Modeling the Biological Pathology Continuum with HSIC-regularized Wasserstein Auto-encoders
This work addresses the problem of interpreting pathological trends in biomedical imaging for researchers, but it is incremental as it combines existing methods (Wasserstein Auto-encoders and HSIC) for a specific application.
The paper tackled the challenge of modeling continuous morphological changes from normality to pathology in biomedical images by developing a generative model that uses Wasserstein Auto-encoders regularized with HSIC to align latent features with side information, resulting in disentangled and interpretable representations that generate a continuum of changes corresponding to the side information.

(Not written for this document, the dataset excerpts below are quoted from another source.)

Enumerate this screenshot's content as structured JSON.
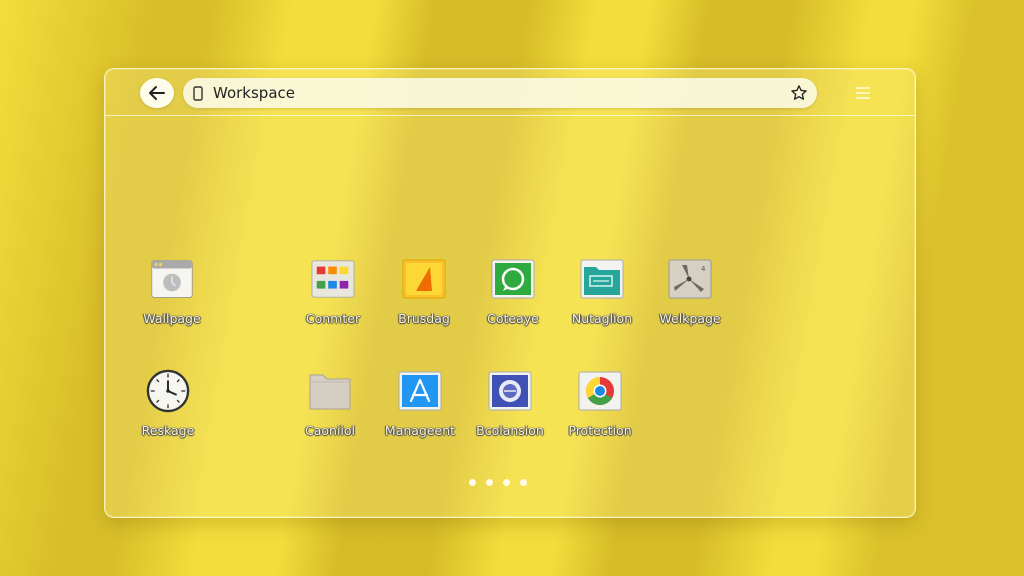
{
  "address_bar": {
    "text": "Workspace"
  },
  "apps": [
    {
      "label": "Wallpage",
      "icon": "browser-window-icon"
    },
    {
      "label": "Conmter",
      "icon": "color-palette-icon"
    },
    {
      "label": "Brusdag",
      "icon": "triangle-doc-icon"
    },
    {
      "label": "Coteaye",
      "icon": "green-chat-icon"
    },
    {
      "label": "Nutaglion",
      "icon": "teal-folder-icon"
    },
    {
      "label": "Welkpage",
      "icon": "pinwheel-icon"
    },
    {
      "label": "Reskage",
      "icon": "clock-icon"
    },
    {
      "label": "Caoniiol",
      "icon": "folder-icon"
    },
    {
      "label": "Manageent",
      "icon": "app-store-icon"
    },
    {
      "label": "Bcolansion",
      "icon": "disc-icon"
    },
    {
      "label": "Protection",
      "icon": "chrome-icon"
    }
  ],
  "pagination": {
    "count": 4
  },
  "colors": {
    "background": "#f3dd3a",
    "glass": "#fff596",
    "label_text": "#f4f1e0"
  }
}
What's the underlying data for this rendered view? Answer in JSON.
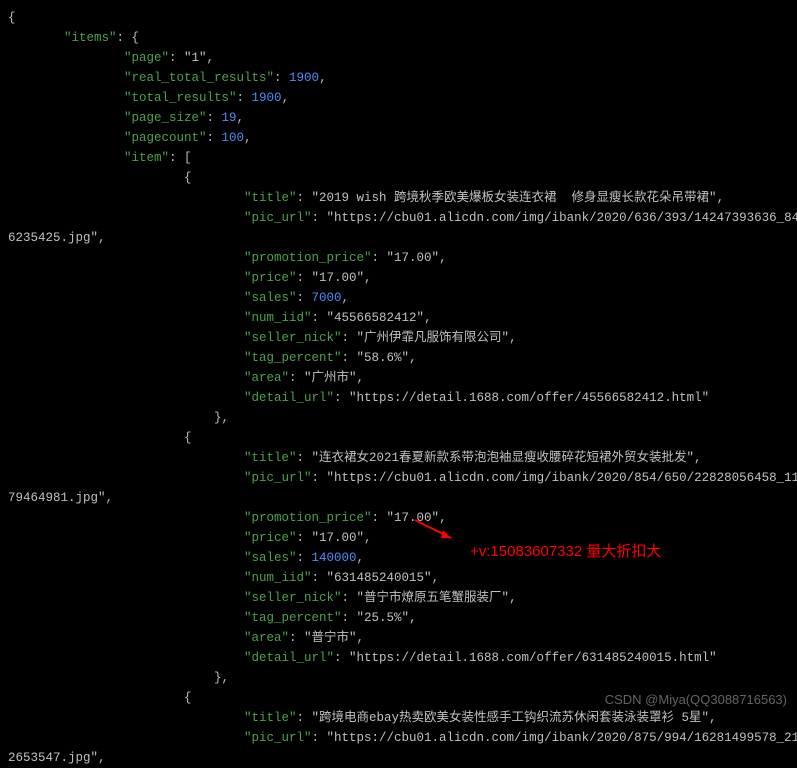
{
  "root": {
    "open": "{",
    "items_key": "\"items\"",
    "colon_obj": ": {",
    "page_key": "\"page\"",
    "page_val": "\"1\"",
    "rtr_key": "\"real_total_results\"",
    "rtr_val": "1900",
    "tr_key": "\"total_results\"",
    "tr_val": "1900",
    "ps_key": "\"page_size\"",
    "ps_val": "19",
    "pc_key": "\"pagecount\"",
    "pc_val": "100",
    "item_key": "\"item\"",
    "arr_open": ": [",
    "obj_open": "{",
    "obj_close": "},"
  },
  "item1": {
    "title_k": "\"title\"",
    "title_v": "\"2019 wish 跨境秋季欧美爆板女装连衣裙  修身显瘦长款花朵吊带裙\"",
    "pic_k": "\"pic_url\"",
    "pic_v1": "\"https://cbu01.alicdn.com/img/ibank/2020/636/393/14247393636_84",
    "pic_v2": "6235425.jpg\"",
    "pp_k": "\"promotion_price\"",
    "pp_v": "\"17.00\"",
    "price_k": "\"price\"",
    "price_v": "\"17.00\"",
    "sales_k": "\"sales\"",
    "sales_v": "7000",
    "numiid_k": "\"num_iid\"",
    "numiid_v": "\"45566582412\"",
    "sn_k": "\"seller_nick\"",
    "sn_v": "\"广州伊霏凡服饰有限公司\"",
    "tp_k": "\"tag_percent\"",
    "tp_v": "\"58.6%\"",
    "area_k": "\"area\"",
    "area_v": "\"广州市\"",
    "du_k": "\"detail_url\"",
    "du_v": "\"https://detail.1688.com/offer/45566582412.html\""
  },
  "item2": {
    "title_k": "\"title\"",
    "title_v": "\"连衣裙女2021春夏新款系带泡泡袖显瘦收腰碎花短裙外贸女装批发\"",
    "pic_k": "\"pic_url\"",
    "pic_v1": "\"https://cbu01.alicdn.com/img/ibank/2020/854/650/22828056458_11",
    "pic_v2": "79464981.jpg\"",
    "pp_k": "\"promotion_price\"",
    "pp_v": "\"17.00\"",
    "price_k": "\"price\"",
    "price_v": "\"17.00\"",
    "sales_k": "\"sales\"",
    "sales_v": "140000",
    "numiid_k": "\"num_iid\"",
    "numiid_v": "\"631485240015\"",
    "sn_k": "\"seller_nick\"",
    "sn_v": "\"普宁市燎原五笔蟹服装厂\"",
    "tp_k": "\"tag_percent\"",
    "tp_v": "\"25.5%\"",
    "area_k": "\"area\"",
    "area_v": "\"普宁市\"",
    "du_k": "\"detail_url\"",
    "du_v": "\"https://detail.1688.com/offer/631485240015.html\""
  },
  "item3": {
    "title_k": "\"title\"",
    "title_v": "\"跨境电商ebay热卖欧美女装性感手工钩织流苏休闲套装泳装罩衫 5星\"",
    "pic_k": "\"pic_url\"",
    "pic_v1": "\"https://cbu01.alicdn.com/img/ibank/2020/875/994/16281499578_21",
    "pic_v2": "2653547.jpg\""
  },
  "overlay": {
    "text": "+v:15083607332 量大折扣大",
    "watermark": "CSDN @Miya(QQ3088716563)"
  }
}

A crucial challenge in image-based modeling of biomedical data is to identify trends and features that separate normality and pathology. In many cases, the morphology of the imaged object exhibits continuous change as it deviates from normality, and thus a generative model can be trained to model this morphological continuum. Moreover, given side information that correlates to certain trend in morphological change, a latent variable model can be regularized such that its latent representation reflects this side information. In this work, we use the Wasserstein Auto-encoder to model this pathology continuum, and apply the Hilbert-Schmitt Independence Criterion (HSIC) to enforce dependency between certain latent features and the provided side information. We experimentally show that the model can provide disentangled and interpretable latent representations and also generate a continuum of morphological changes that corresponds to change in the side information.